Я пошел на сближение с ним сразу после непонятного исчезновения Виктора Матвеева. Конечно, было бы интересней общаться с одностатейником, но Иван Радиков отпугивал своей недружелюбной настороженностью. Каменецкий же привлекал интеллигентным видом, он был мягок и общителен, всем своим обликом он как бы просил у меня дружбы и защиты.

- Сразу видно, что вы из интеллигенции и образованный человек, говорил он мне. - Здесь ведь такие люди, такие люди! Я так устал, и в тюрьме, и здесь.

Я спросил, за что он сидит.

- Ах, не спрашивайте меня! Это такая травма! Такая травма! Я до сих пор не могу прийти в себя...

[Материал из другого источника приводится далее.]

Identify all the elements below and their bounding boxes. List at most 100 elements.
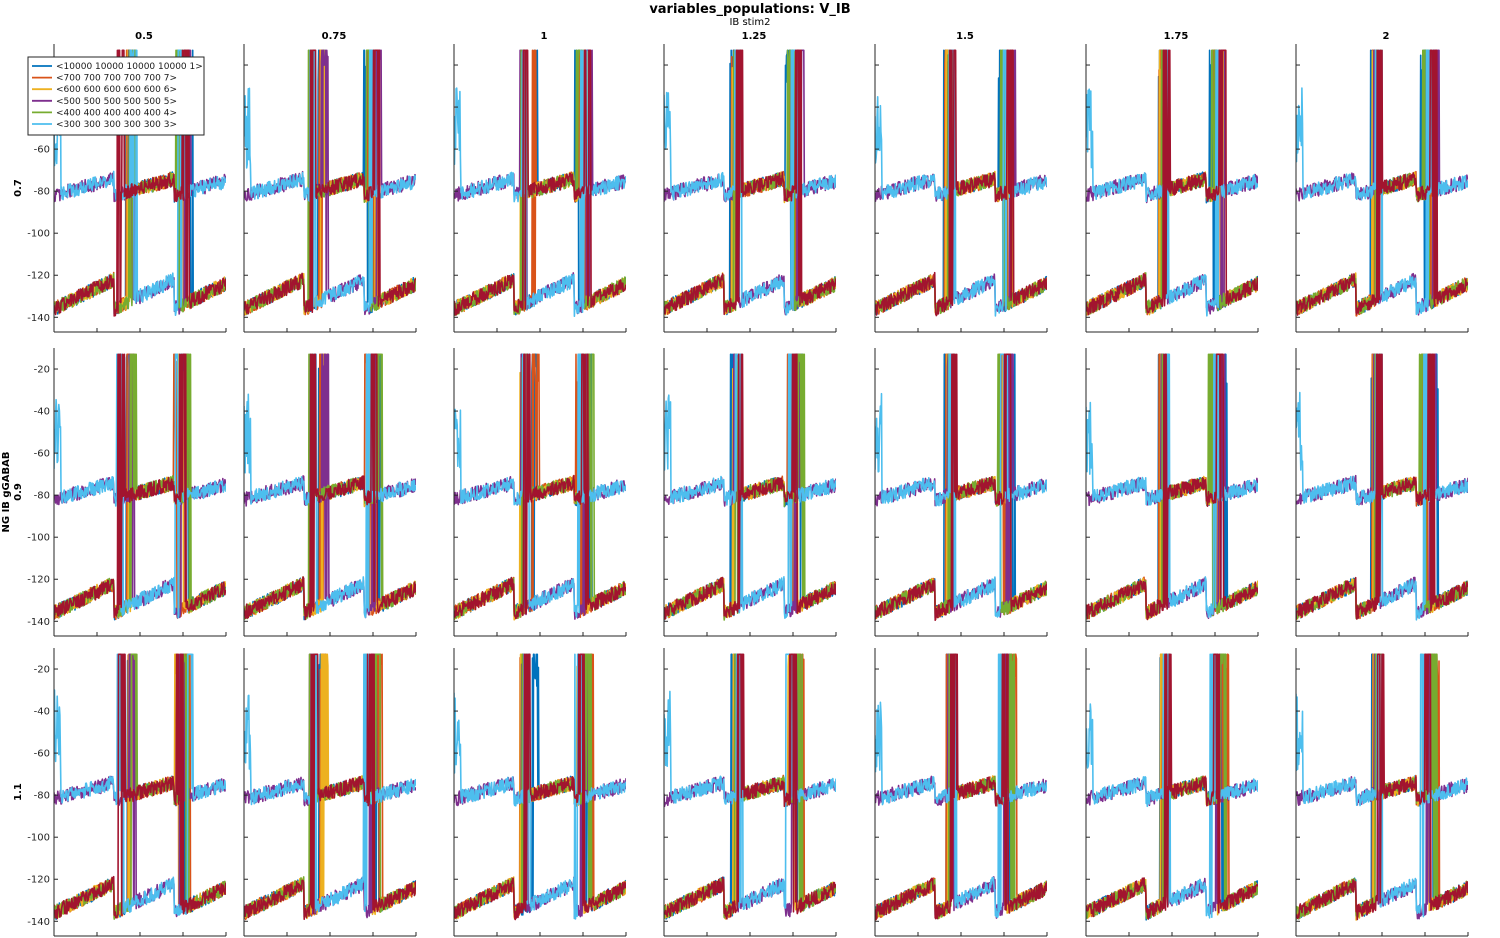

Меня потряс его рассказ о тех жутких условиях, в которых он сидел в КПЗ в Бухаре. То была старая эмирская тюрьма с камерами-ямами, где надзиратель разглядывал заключенных сверху через решетку и опускал им, как зверям, пищу на палке. Потом Каменецкого везли в наручниках на самолете в Москву... В Бутырке его так травили в камере, что он пытался повеситься, оторвав полосу от матрацного мешка. Сняли... Ему и здесь, в институте, в отличие от остальных зеков, была выдана одна простыня вместо двух. Видимо, в деле имелась пометка о склонности к руконаложению. Поэтому в отделении Каменецкому не выдавали даже таких предметов, как расческа или очки, и он брал их "на прокат" у меня. Еще няньки постоянно следили, чтобы полотенце у него не валялось на койке или под подушкой, как у других зеков, а висело расправленным на спинке кровати, т.е. все время находилось на виду.